Social networking sites are exploding in popularity, as people look to connect with pretty much everyone they know, from friends to co-workers to potential employers. Facebook claims it has more than 250 million users; Twitter's traffic has grown tenfold in the past year; and LinkedIn—while not as flashy as its social networking brethren—is perhaps the most useful of the bunch for job hunting because of its employment- and recommendation-focused profiles. It's seen its total visitors double since last year.

Fun with Fund-Raising Employment-focused Web sites have been popular with VCs as well as job seekers. Job search engine Simply Hired recently raised $4.6 million in a fourth round of funding, and Glassdoor, an anonymous employer and salary review site, raised a $6.5 million Series B round last fall.

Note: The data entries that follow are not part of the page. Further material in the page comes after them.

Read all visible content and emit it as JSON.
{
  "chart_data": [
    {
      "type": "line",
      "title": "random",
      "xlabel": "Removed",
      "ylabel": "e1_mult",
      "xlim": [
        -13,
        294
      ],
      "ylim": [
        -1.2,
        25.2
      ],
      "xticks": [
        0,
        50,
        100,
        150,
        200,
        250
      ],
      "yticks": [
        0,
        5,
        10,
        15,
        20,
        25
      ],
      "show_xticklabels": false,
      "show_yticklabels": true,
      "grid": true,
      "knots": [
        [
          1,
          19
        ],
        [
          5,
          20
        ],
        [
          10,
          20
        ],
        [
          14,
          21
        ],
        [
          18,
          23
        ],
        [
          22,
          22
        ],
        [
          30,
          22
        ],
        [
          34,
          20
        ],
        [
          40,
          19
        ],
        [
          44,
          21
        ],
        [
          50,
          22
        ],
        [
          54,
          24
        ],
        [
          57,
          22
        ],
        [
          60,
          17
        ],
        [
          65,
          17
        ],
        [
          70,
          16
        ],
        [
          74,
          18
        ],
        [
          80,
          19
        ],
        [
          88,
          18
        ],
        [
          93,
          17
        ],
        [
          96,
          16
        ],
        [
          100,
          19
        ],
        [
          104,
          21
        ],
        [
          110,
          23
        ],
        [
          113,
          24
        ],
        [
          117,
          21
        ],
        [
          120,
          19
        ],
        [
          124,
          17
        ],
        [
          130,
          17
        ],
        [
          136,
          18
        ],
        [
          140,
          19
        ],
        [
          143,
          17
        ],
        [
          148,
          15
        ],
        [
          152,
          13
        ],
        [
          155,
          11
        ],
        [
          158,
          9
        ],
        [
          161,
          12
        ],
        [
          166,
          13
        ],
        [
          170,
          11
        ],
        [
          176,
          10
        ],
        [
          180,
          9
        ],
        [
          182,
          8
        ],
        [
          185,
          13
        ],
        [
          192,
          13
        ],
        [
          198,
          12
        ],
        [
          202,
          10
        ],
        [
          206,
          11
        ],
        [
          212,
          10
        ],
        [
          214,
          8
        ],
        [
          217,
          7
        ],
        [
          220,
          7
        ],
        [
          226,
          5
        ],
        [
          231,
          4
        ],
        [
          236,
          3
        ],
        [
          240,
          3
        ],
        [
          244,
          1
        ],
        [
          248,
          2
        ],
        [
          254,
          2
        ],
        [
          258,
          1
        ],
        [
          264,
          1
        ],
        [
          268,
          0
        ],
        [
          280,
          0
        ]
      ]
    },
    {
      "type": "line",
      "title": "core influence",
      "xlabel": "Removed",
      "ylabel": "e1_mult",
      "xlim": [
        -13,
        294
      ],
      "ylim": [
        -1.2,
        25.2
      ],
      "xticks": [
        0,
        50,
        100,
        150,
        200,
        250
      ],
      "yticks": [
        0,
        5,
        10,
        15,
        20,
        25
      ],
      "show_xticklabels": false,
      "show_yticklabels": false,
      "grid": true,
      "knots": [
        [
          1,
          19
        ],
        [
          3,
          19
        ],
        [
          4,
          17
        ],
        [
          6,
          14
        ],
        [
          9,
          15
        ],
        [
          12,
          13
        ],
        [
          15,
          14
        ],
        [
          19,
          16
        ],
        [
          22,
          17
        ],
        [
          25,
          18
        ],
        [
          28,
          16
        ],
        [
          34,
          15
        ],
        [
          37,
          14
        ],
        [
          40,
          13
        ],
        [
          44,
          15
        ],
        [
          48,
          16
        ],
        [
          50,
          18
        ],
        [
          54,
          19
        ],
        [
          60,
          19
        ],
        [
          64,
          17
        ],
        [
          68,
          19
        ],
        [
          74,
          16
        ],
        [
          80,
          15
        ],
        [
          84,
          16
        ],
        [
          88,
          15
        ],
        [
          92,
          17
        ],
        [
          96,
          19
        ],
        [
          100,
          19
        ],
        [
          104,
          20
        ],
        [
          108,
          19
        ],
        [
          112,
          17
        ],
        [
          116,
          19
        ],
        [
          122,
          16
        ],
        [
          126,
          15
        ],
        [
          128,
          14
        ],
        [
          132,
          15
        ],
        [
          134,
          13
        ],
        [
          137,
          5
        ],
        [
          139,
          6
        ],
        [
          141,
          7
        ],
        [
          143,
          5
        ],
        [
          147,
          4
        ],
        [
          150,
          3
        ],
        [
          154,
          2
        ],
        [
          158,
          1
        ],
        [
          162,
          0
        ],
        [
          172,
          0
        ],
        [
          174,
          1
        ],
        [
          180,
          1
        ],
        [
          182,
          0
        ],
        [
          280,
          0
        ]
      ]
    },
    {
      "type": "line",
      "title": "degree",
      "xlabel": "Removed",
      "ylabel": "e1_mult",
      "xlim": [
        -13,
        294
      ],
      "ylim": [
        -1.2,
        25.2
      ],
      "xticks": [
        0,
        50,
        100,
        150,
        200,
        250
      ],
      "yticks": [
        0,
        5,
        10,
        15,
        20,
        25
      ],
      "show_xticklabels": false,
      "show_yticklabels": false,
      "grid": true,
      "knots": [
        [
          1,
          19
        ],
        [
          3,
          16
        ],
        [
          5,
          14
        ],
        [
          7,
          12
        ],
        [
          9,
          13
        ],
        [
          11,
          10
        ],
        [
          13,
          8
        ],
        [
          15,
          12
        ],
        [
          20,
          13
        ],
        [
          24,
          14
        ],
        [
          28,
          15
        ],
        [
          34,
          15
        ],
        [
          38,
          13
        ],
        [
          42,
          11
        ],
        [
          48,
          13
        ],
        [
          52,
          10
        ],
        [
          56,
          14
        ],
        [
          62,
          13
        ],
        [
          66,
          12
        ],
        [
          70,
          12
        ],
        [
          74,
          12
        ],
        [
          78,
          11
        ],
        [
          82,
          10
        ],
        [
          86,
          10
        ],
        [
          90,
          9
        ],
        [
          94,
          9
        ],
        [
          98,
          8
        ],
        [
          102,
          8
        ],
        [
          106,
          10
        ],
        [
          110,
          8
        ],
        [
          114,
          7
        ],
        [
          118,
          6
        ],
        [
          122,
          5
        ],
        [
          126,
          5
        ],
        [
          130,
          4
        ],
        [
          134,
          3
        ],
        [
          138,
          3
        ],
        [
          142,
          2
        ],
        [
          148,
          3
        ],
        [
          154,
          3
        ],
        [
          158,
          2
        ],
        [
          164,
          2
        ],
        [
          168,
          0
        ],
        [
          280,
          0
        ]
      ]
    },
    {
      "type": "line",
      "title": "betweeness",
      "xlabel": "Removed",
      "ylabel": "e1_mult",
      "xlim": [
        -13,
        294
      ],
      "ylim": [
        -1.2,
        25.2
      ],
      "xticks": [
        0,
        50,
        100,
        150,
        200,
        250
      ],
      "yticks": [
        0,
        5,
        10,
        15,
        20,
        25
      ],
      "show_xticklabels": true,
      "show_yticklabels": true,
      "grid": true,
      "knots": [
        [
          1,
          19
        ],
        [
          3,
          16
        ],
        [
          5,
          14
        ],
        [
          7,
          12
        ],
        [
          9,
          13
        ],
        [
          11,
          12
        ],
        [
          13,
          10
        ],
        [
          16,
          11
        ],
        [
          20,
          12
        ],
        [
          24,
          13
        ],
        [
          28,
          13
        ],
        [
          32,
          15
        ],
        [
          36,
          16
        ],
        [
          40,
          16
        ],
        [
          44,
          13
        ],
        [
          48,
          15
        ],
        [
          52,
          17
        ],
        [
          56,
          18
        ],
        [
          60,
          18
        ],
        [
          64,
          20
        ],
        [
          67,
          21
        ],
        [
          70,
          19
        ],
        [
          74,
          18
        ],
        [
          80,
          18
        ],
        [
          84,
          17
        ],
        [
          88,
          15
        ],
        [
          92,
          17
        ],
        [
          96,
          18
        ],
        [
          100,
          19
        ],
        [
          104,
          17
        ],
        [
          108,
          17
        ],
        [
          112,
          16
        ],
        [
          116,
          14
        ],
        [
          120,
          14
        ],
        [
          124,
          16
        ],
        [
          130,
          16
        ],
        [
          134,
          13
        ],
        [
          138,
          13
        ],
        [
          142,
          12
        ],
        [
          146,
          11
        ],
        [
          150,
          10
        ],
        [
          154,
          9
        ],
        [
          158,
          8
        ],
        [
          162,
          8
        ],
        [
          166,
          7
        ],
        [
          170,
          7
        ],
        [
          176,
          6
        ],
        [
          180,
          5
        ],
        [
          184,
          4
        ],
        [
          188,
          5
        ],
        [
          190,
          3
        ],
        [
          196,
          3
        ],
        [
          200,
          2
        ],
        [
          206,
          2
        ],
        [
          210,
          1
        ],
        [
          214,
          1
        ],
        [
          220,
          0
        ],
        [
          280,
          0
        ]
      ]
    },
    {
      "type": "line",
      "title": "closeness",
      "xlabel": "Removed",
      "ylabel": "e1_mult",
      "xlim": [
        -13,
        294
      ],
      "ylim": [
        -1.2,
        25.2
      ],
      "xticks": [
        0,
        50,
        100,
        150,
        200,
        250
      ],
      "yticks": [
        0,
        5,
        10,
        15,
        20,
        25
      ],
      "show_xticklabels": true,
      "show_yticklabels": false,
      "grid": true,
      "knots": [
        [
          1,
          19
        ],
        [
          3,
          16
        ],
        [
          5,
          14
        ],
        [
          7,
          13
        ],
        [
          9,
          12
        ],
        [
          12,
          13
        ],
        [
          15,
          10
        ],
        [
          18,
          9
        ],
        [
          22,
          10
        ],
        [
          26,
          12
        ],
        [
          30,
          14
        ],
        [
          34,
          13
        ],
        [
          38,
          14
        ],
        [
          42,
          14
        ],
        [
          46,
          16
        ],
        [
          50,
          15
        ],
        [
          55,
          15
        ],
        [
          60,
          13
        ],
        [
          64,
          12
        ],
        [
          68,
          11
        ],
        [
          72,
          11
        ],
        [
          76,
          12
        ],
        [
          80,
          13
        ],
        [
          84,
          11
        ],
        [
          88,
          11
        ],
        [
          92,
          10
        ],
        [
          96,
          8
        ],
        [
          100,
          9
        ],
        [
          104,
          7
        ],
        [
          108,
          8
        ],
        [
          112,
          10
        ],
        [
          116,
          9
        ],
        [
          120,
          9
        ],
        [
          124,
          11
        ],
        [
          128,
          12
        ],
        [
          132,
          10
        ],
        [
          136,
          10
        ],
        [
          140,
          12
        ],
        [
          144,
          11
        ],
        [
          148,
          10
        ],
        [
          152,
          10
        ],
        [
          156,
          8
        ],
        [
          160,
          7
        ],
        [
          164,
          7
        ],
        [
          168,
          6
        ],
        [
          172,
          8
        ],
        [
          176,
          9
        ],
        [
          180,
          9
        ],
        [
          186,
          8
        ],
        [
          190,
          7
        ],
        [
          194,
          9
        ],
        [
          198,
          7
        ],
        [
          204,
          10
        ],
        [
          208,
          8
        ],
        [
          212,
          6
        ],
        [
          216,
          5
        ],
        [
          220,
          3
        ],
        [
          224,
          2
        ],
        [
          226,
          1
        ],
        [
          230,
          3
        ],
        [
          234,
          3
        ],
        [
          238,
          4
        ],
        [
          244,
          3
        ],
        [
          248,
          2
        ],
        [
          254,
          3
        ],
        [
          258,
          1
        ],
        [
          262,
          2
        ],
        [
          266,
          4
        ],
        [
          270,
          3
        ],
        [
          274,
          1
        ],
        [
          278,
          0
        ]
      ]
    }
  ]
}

At the same time, it's estimated that privately held Craigslist will generate more than $100 million in revenue this year, a 24% jump over the 2008 estimate, with much of that revenue coming from job listings. Meanwhile, for America's newspapers, total revenue from job listings, a former cash cow for the industry, dropped 42.5% in 2008, to $2.2 billion, the worst drop in history, according to the Newspaper Association of America.

Other job search sites, like Monster.com and CareerBuilder, which charge significantly more than Craigslist to list jobs, are also seeing huge increases in traffic, with 33% more visits overall, according to ComScore. Yahoo has reportedly been looking for a buyer for its HotJobs site, and given the growth of the sector, will probably make a pretty penny as newly installed Yahoo CEO Carol Bartz looks to shed "noncore" assets.

The Internet is definitely making a huge impact on how we search for jobs, but as the Challenger survey notes, the ease of sending out shotgun blasts of résumés and hoping one hits the right recruiter is making things much more difficult for employers as well. "[F]or every qualified candidate who comes in from the Internet, there are 10 to 20 who do not even come close to being a good fit," said John A. Challenger, CEO of Challenger, Gray & Christmas. "Those who rely on one tool [for their job search]…will take longer to find a position. The problem with the ease and accessibility of the Internet is that many job seekers make it their primary job search tool."